Avec Jean Marchand au piano, l'invité joua d'abord la Sonate op. 46 de Gabriel Pierné, datée de 1922, en fa dièse mineur et en un seul mouvement - «en une partie», dit la partition - faisant 20 minutes. Élève de Massenet en composition et de Franck en orgue, Pierné laissa aussi un nom comme chef d'orchestre, ne serait-ce que pour avoir dirigé la création de L'Oiseau de feu, l'oeuvre qui, en 1910, révéla Stravinsky au monde entier.

Pierné propose ici une sorte de jeu intellectuel entre le violoncelle et le piano. Les deux instruments y sont traités d'une façon absolument égale; il y a même de longs passages où un seul instrument se fait entendre, l'autre se contentant d'écouter. M. Muller joua la partie de violoncelle avec exactitude, mais sans l'engagement qui aurait donné vie à cette musique abstraite, alors que M. Marchand, au contraire, y prit un intérêt évident qu'il communiqua constamment à l'auditeur.

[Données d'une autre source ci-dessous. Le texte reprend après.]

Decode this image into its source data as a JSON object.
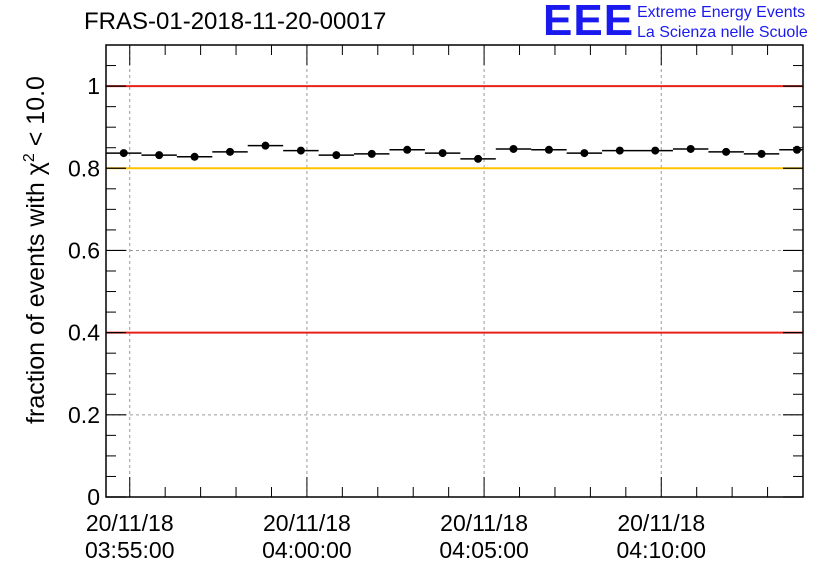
{
  "title": "FRAS-01-2018-11-20-00017",
  "logo": {
    "mark": "EEE",
    "line1": "Extreme Energy Events",
    "line2": "La Scienza nelle Scuole",
    "color": "#1a1aee"
  },
  "chart_data": {
    "type": "scatter",
    "title": "FRAS-01-2018-11-20-00017",
    "xlabel": "",
    "ylabel_main": "fraction of events with ",
    "ylabel_chi": "χ",
    "ylabel_sup": "2",
    "ylabel_tail": " < 10.0",
    "xlim_minutes": [
      -0.67,
      19.0
    ],
    "ylim": [
      0,
      1.1
    ],
    "yticks": [
      0,
      0.2,
      0.4,
      0.6,
      0.8,
      1
    ],
    "ytick_labels": [
      "0",
      "0.2",
      "0.4",
      "0.6",
      "0.8",
      "1"
    ],
    "xticks_minutes": [
      0,
      5,
      10,
      15
    ],
    "xtick_labels": [
      [
        "20/11/18",
        "03:55:00"
      ],
      [
        "20/11/18",
        "04:00:00"
      ],
      [
        "20/11/18",
        "04:05:00"
      ],
      [
        "20/11/18",
        "04:10:00"
      ]
    ],
    "grid": true,
    "bin_width_minutes": 1.0,
    "bin_centers_minutes": [
      -0.17,
      0.83,
      1.83,
      2.83,
      3.83,
      4.83,
      5.83,
      6.83,
      7.83,
      8.83,
      9.83,
      10.83,
      11.83,
      12.83,
      13.83,
      14.83,
      15.83,
      16.83,
      17.83,
      18.83
    ],
    "values": [
      0.837,
      0.832,
      0.828,
      0.84,
      0.855,
      0.843,
      0.832,
      0.835,
      0.845,
      0.837,
      0.823,
      0.847,
      0.845,
      0.837,
      0.843,
      0.843,
      0.847,
      0.84,
      0.835,
      0.845
    ],
    "reference_lines": [
      {
        "y": 1.0,
        "color": "#e8201a"
      },
      {
        "y": 0.8,
        "color": "#ffc300"
      },
      {
        "y": 0.4,
        "color": "#e8201a"
      }
    ]
  }
}
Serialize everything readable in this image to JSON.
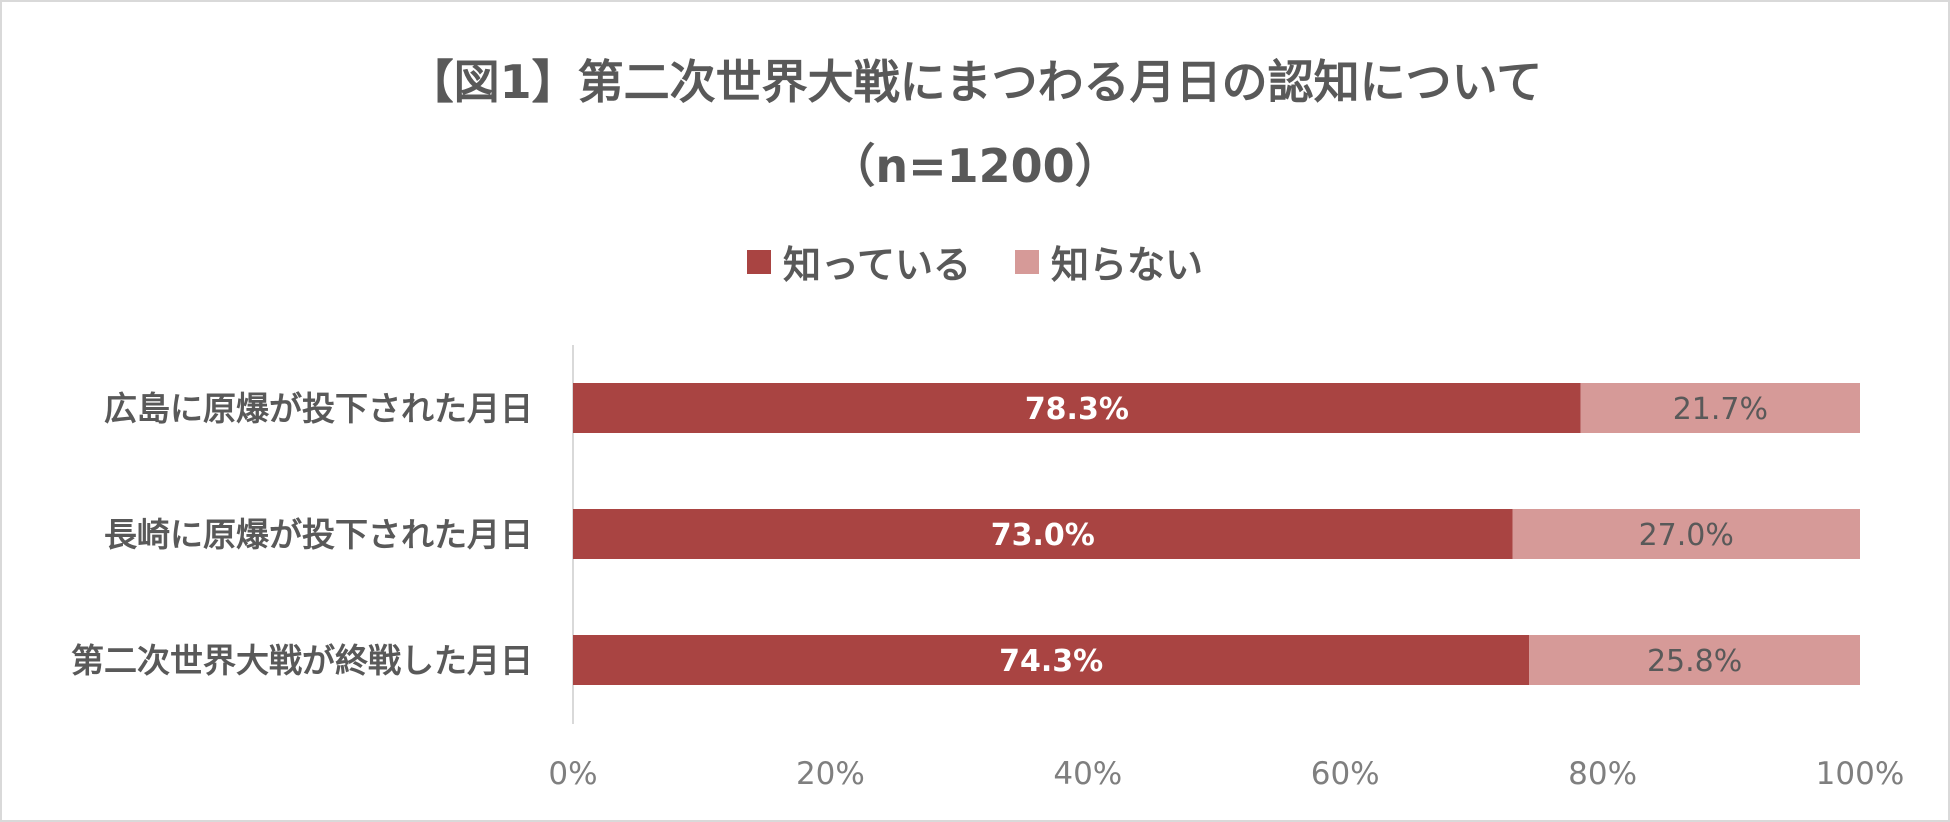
{
  "chart_data": {
    "type": "bar",
    "orientation": "horizontal",
    "stacked": true,
    "title_line1": "【図1】第二次世界大戦にまつわる月日の認知について",
    "title_line2": "（n=1200）",
    "categories": [
      "広島に原爆が投下された月日",
      "長崎に原爆が投下された月日",
      "第二次世界大戦が終戦した月日"
    ],
    "series": [
      {
        "name": "知っている",
        "color": "#a94442",
        "values": [
          78.3,
          73.0,
          74.3
        ],
        "labels": [
          "78.3%",
          "73.0%",
          "74.3%"
        ]
      },
      {
        "name": "知らない",
        "color": "#d69a98",
        "values": [
          21.7,
          27.0,
          25.8
        ],
        "labels": [
          "21.7%",
          "27.0%",
          "25.8%"
        ]
      }
    ],
    "xlim": [
      0,
      100
    ],
    "xticks": [
      "0%",
      "20%",
      "40%",
      "60%",
      "80%",
      "100%"
    ],
    "legend_position": "top",
    "grid": false
  }
}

Cette impression resta inchangée jusqu'à la fin du programme: un violoncelliste consciencieux mais sans personnalité, affligé d'une sonorité terne dont se détachaient deux ou trois dramatiques incursions au grave, et, en contraste, un pianiste à la fois grand technicien et grand musicien, et qui reste toujours très présent, comme le comédien qu'il est aussi.

Ce récital fut donc celui de Jean Marchand, d'abord, et de Philippe Muller, ensuite. D'une voix presque éteinte, M. Muller annonça qu'il changeait l'ordre des trois obscures petites pièces qui suivaient, ce qui ne modifia en aucune façon le résultat. Intermezzo de Debussy, Romance et Papillon de Fauré: autant de bluettes à garder pour la période des rappels, tout comme cette Sérénade de Poulenc que les deux musiciens se hâtèrent d'ajouter. Le premier Fauré découvrit au violoncelle, tout à la fois, beau phrasé, lyrisme et grincements, alors que la vélocité requise pour le second n'y était qu'à 90 %.

Dommage aussi que le cinquième mouvement du Quatuor pour la fin du Temps de Messiaen, Louange à l'Éternité de Jésus, n'ait pas reçu l'interprétation souhaitée. «Infiniment lent, extatique, majestueux, recueilli, très expressif», écrit le verbeux Messiaen en tête de la partie de violoncelle. Rien de tout cela à l'archet; plutôt, de légers écarts de justesse comme en ferait un élève mal préparé. En passant, le programme faisait mourir Messiaen en 2010, alors que son départ pour l'Éternité, justement, date de 1992. Rien à dire sur l'exécution de la Sonate de Poulenc.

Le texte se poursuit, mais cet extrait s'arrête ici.